Because of these things (and other things, such as his many and outrageous meltdowns, his reluctance to socialize outside his family, and his habit of sorting and lining up all his vehicles rather than actually playing with them) he’s been referred for an evaluation for a high-functioning form of autism.
However, as with his gestation and his early milestones, James does things at his own pace. Not long before his third birthday, his speech went from 90 pecent gibberish to 50 percent gibberish, and he began using an amazing amount of new words. It’s as if that language explosion “they” say to expect at 18 months simply waited an additional 18 months to happen. Instead of screaming like a pig at slaughter and flinging himself on the floor of Maddux’ school — based solely on the fact that the first time we visited, he was in a stroller, and that is how it forevermore should be — he now trots cheerfully down the hall. Instead of lurking in the door and staring (and shrieking and pushing the teacher when invited in), James will now scurry into the room, sit on his favorite couch, sort some blocks, and insist on hugging that same teacher ‘goodbye’ as we leave.
Before November, James had said “I love you” to me exactly twice. Now he says it at least once a week (fishing for it still doesn’t work, alas!). Before Christmas, he played exclusively with wheeled toys, and never pretended they were doing anything other than driving across a room or around a track. Now, he plays with pretend food and hockey sticks and even — if you catch him in the right mood — his animals (although they don’t interact with each other — they’re kind of like vehicles with legs). Today, I caught him pretending to fuel his magnetic trains.
In the past few months, he’s begun potty training, learned to count to three, and mastered most of his colors and a fair amount of animals. He made a friend of sorts at Maddux’ preschool (one who attacks him with kisses, actually, but at this point I’m not going to be choosy!). And yesterday, he finally agreed to go to a daycare at a new gym — a biggie, since we’ve been driving 40 minutes round-trip to our old one to provide him with continuity after our move seven months ago.
There are a few sticking points, to be sure — such as his refusal to wear a jacket even at -15, a slight vocal tic (which diminishes a bit more each week), and his unparalleled fear of unfamiliar footwear. But we’ve made great strides since the day early last year when I brought him to swimming class and he a) insisted on bringing his favorite toy bus IN THE WATER and b) screamed himself snotty until we left the pool because, being in the water as we were, he was unable to roll said bus.
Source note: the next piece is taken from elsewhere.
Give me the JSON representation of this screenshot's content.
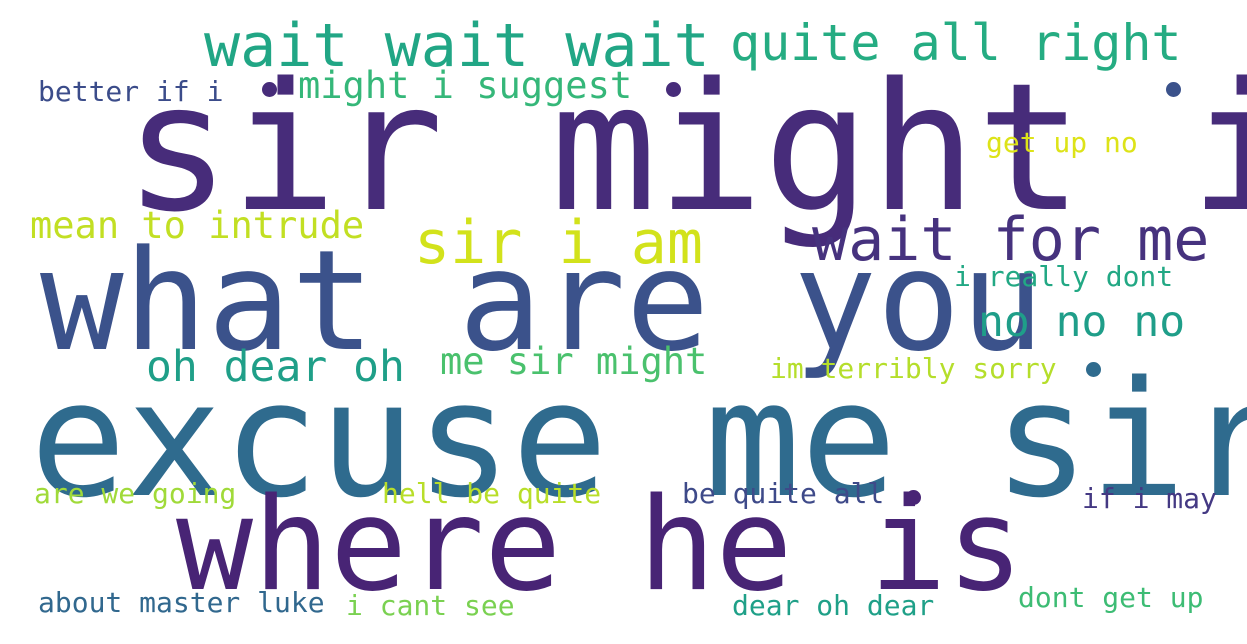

Of course, whatever his developmental timetable turns out to be, every time I hold my little son my thoughts are drawn back to that gut-wrenching 10-minute ambulance ride in 2006, during which I was sure the near-term baby I felt sloshing against the roof of my belly every time we hit a bump had surely died. At least several times a day, as his small arms wrap around me and he asks me to sing the “sunshine song” exactly three times (no more, no less), I am profoundly grateful to have this little boy at all.
Perhaps he will “outgrow” his developmental delays and grow up to be the next Einstein or Edison or Gates (three oft-cited examples of probable Asperger Syndrome). Or perhaps he’ll be living in our in-law suite at age 45 and still subsisting entirely on waffles, steak and cheddar bunnies. Either way, we are lucky to have this happy, healthy kid — and his siblings — and we’re proud of all their milestones, whether on the experts’ schedules or on Jamesy Time.